House Republicans released the Financial CHOICE Act of 2017. The bill is an update of the CHOICE Act of 2016. The new version represents a major overhaul of the current financial services regulatory regime including a partial repeal of Dodd-Frank.
In September 2016, the House Financial Services Committee approved the initial version of the CHOICE Act by a vote of 30 to 26. At a hearing scheduled for April 26, 2017, the Committee will discuss the updated version of the bill. Proposed changes to the current financial regulatory regime include, among other things:
- an opt-out of many regulatory requirements for banks and other financial institutions if they maintain a 10% leverage ratio (among other conditions);
- subjecting the federal banking agencies to greater congressional oversight and tighter budgetary control;
- materially reducing the authority of the Financial Stability Oversight Council and the establishment of a new process of identifying financial institutions as “systemically important”;
- a repeal of the Orderly Liquidation Authority and the creation of a new bankruptcy process for banks;
- reforms in bank stress tests;
- a restructuring of the CFPB, FHFA, OCC, and FDIC into bipartisan commissions appointed by the President;
- the elimination of the CFPB supervisory and examination authority;
- a repeal of the Volcker Rule; and
- facilitated capital raising by small companies, including through crowd-funding.
The Committee released a summary of changes.
Regarding derivatives, the new legislation exempts certain inter-affiliate swaps from nearly all Title VII requirements (except reporting), and otherwise removes a number of changes to Title VII that were previously included (it is suggested that this is because such provisions would be addressed in CFTC reauthorization legislation).

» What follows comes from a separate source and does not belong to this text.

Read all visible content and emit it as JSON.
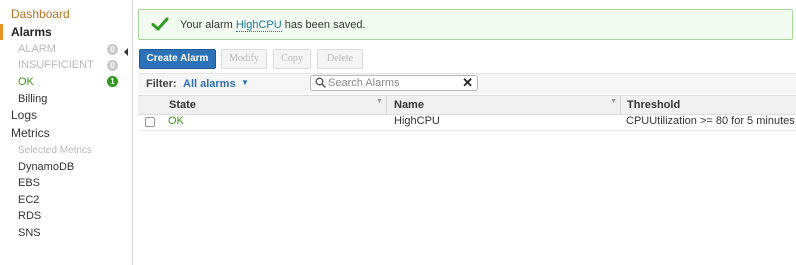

Chairman Jeb Hensarling (R-TX) called the bill a solution that “grows our economy from Main Street up.” He asserted that the CHOICE Act is premised on the principles that all banks need to be well-capitalized and that community banks and credit unions deserve relief from the “crushing burden of over-regulation.”

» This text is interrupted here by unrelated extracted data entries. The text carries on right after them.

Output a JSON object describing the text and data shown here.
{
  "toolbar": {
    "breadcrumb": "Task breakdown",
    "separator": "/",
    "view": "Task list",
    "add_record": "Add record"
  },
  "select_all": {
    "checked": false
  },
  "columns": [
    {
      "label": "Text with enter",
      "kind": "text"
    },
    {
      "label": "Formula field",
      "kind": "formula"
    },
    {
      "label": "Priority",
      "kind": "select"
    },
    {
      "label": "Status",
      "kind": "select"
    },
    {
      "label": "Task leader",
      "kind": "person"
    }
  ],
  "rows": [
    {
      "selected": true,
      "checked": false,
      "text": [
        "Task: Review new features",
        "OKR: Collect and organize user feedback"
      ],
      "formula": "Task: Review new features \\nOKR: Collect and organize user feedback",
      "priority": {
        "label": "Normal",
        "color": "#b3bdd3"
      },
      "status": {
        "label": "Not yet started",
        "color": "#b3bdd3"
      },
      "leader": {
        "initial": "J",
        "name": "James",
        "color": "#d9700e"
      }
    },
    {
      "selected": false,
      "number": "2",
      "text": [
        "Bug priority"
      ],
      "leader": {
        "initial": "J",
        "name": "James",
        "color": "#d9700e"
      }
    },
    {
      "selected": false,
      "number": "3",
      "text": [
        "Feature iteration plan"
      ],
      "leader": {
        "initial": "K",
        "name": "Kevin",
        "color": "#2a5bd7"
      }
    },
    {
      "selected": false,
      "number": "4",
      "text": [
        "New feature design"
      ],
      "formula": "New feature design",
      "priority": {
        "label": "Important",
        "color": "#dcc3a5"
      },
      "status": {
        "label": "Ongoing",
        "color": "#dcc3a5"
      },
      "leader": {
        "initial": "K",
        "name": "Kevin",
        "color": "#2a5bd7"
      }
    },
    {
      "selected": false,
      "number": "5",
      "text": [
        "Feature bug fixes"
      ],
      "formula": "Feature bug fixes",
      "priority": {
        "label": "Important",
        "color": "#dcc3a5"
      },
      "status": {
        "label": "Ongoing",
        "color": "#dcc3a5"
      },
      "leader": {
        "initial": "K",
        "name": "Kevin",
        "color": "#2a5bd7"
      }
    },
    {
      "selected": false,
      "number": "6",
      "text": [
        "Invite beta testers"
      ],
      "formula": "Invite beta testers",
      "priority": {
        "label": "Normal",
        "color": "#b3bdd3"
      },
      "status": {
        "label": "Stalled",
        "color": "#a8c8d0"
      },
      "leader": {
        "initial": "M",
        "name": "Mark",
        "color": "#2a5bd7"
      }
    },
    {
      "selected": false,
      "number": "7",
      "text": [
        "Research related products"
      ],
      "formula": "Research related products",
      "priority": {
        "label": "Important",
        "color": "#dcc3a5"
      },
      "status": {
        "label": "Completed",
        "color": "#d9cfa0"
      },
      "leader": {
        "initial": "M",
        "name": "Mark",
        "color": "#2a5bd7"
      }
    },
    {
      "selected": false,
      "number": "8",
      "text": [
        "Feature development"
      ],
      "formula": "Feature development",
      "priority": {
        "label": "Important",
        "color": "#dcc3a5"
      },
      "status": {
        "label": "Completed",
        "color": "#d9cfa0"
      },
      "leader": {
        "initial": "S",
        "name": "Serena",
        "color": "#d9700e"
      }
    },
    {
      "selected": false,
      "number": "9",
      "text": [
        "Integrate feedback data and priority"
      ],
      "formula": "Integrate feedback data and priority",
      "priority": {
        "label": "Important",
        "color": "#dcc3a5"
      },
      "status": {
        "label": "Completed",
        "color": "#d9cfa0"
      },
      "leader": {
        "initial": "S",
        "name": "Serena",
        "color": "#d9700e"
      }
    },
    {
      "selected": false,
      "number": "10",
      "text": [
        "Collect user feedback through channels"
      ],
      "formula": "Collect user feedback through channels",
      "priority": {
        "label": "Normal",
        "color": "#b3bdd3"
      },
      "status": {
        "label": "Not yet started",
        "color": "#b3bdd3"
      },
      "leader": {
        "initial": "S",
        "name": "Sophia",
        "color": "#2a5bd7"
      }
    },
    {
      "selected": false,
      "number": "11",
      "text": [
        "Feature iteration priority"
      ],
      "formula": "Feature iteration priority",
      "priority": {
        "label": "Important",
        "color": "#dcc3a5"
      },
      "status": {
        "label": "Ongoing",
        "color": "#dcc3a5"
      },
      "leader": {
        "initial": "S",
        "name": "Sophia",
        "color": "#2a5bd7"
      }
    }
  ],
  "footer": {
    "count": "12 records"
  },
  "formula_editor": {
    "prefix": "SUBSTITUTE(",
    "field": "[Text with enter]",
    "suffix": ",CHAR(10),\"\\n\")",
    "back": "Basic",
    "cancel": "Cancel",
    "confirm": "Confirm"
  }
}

Lofchie Comment: Changes that the bill would make in the regulatory process are genuinely significant. These are largely in Title III of the proposal (see page 104).
Under the terms of the bill, the various financial regulators (including the banking regulators, the CFTC and the SEC) would be prohibited from issuing a “regulation” (which term would be broadly defined) unless the regulator first issued a statement (i) stating the need for the regulation, (ii) explaining why the private market could not address the problem, (iii) analyzing the adverse impacts of the regulation, and (iv) attempting to quantify the costs and benefits of the regulation, including its effects on economic activity, the basis for its determinations, and, most significantly, “an explanation of predicted changes” that will be brought about by the regulation. A final rulemaking would be required to include “regulatory impact metrics selected by the [regulator’s] chief economist.”
Adherence to this process would make the tasks of the regulator materially more difficult, or at least it would make it more difficult for the regulators to pass rules. Of course, there is a significant amount of good in that. Regulators should be subject to a reasonably high burden of consideration in adopting rules that may cost market participants, in the aggregate, millions of dollars in compliance costs or that have negative effects on the economy generally.
One of the most interesting provisions of the bill is the requirement that regulators should provide an explanation of predicted changes that will result from the rule. Doubtless, in many cases, the predictions will turn out to be wrong. But that is ok. It is unreasonable to expect that regulators will be always, or even that consistently, correct in their predictions. The new standard may be hard to assess, but the attempt is still worthwhile.